Part:BBa_K4257000

PPK-M

PPK-M is a mutant of E.coli polyphosphate kinase 1 (PPK1), which catalyzes the synthesis of polyphosphate (polyP) using cellular ATP as the substrate. Compared to native E.coli PPK1 that has an alanine and a glutamine residue in position 327 and 328, PPK-M has much more strongly charged glutamate and lysine residues. It has been documented that expression of PPK-M leads to substantially higher levels of polyP accumulation in vivo by disrupting intracellular PPK-repressing interactions, as compared to the situation found with expression of PPK1. PolyP consists of inorganic phosphate (Pi), which is essentially derived from the uptake of exogenous phosphorous by the host cell. For this reason, if enhanced uptake of exogenous phosphorous by the host cell is desired, PPK-M will be a better option. This year, our team wants to develop an engineered E.coli K12 strain that can use phosphite as a raw material to manufacture Pi, in which process intracellular polyP is the intermediate. Therefore, we picked highly active PPK-M.

Sequence and Features

Data:CPU-Nanjing 2022 TEAM

The yield of our final product is positively correlated with the amount of intracellular polyP and the cell biomass.

1. Biomass

We first compared the biomass of two engineered E.coli K12 strains that overexpress PPK1 and PPK-M, respectively.

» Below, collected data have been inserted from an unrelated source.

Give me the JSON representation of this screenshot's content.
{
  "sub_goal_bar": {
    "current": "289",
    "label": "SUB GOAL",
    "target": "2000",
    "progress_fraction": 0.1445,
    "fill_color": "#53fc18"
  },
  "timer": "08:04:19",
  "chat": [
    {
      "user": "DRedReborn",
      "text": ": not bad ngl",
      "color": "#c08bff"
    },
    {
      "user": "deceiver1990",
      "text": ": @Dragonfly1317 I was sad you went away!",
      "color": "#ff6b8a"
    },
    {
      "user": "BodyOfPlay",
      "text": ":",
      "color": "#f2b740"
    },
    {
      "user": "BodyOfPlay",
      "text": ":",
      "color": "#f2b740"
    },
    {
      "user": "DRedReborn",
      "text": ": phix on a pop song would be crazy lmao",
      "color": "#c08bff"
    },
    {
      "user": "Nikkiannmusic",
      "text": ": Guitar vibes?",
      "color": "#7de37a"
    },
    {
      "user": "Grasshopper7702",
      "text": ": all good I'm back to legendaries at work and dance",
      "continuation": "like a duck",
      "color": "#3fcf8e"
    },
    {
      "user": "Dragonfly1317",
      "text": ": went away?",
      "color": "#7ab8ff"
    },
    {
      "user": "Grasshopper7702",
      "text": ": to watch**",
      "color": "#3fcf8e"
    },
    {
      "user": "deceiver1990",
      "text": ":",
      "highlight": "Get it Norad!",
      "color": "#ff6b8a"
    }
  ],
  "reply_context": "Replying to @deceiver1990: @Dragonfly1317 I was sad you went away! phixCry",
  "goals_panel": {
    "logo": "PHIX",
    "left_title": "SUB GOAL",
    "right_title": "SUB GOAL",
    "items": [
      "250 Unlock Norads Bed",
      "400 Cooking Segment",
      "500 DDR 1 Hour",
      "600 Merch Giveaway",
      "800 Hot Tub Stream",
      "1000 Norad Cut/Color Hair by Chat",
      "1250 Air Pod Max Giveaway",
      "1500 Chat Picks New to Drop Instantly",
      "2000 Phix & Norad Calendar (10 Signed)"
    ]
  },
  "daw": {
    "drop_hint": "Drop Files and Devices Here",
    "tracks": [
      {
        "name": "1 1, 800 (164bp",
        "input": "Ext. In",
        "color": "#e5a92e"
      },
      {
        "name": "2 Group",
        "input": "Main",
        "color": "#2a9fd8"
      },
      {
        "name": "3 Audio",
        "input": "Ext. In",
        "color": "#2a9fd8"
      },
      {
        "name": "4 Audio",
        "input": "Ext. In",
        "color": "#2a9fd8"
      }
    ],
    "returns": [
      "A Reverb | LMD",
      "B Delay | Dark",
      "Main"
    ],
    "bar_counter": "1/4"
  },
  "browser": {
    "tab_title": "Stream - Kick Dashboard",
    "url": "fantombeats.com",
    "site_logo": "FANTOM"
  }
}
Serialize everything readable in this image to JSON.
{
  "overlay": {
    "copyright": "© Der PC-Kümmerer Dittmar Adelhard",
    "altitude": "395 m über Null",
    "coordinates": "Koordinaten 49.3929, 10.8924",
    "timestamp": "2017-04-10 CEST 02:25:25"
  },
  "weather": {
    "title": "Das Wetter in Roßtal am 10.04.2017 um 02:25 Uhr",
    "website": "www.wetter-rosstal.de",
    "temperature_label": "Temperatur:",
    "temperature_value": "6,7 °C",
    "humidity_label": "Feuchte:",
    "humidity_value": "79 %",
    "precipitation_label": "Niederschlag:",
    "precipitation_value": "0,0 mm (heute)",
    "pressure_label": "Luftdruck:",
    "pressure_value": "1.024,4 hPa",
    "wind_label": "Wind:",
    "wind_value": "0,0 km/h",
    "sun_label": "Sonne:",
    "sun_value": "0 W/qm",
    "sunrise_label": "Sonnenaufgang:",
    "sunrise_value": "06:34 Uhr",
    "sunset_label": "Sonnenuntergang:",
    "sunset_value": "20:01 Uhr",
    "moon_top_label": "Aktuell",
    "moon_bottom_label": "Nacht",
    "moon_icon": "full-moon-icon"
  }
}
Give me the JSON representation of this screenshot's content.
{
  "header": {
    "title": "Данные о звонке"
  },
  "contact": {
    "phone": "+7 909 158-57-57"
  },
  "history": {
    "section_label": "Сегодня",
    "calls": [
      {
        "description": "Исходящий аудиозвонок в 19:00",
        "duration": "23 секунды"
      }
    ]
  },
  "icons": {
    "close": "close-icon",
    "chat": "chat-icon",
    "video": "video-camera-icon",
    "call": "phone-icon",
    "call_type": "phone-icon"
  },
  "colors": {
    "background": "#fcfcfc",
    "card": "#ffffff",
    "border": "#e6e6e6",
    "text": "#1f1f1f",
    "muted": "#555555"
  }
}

As shown in Figure 1, the biomass of K12/PPK-M is almost identical to that of K12/PPK1, indicating that highly active PPK-M would not impose additional metabolic burden upon the host cell.

2. Intracellular polyP

As expected, intracellular polyP assay showed that the amount of polyP produced by K12/PPK-M is significantly higher than that obtained by K12/PPK1 (Figure. 2).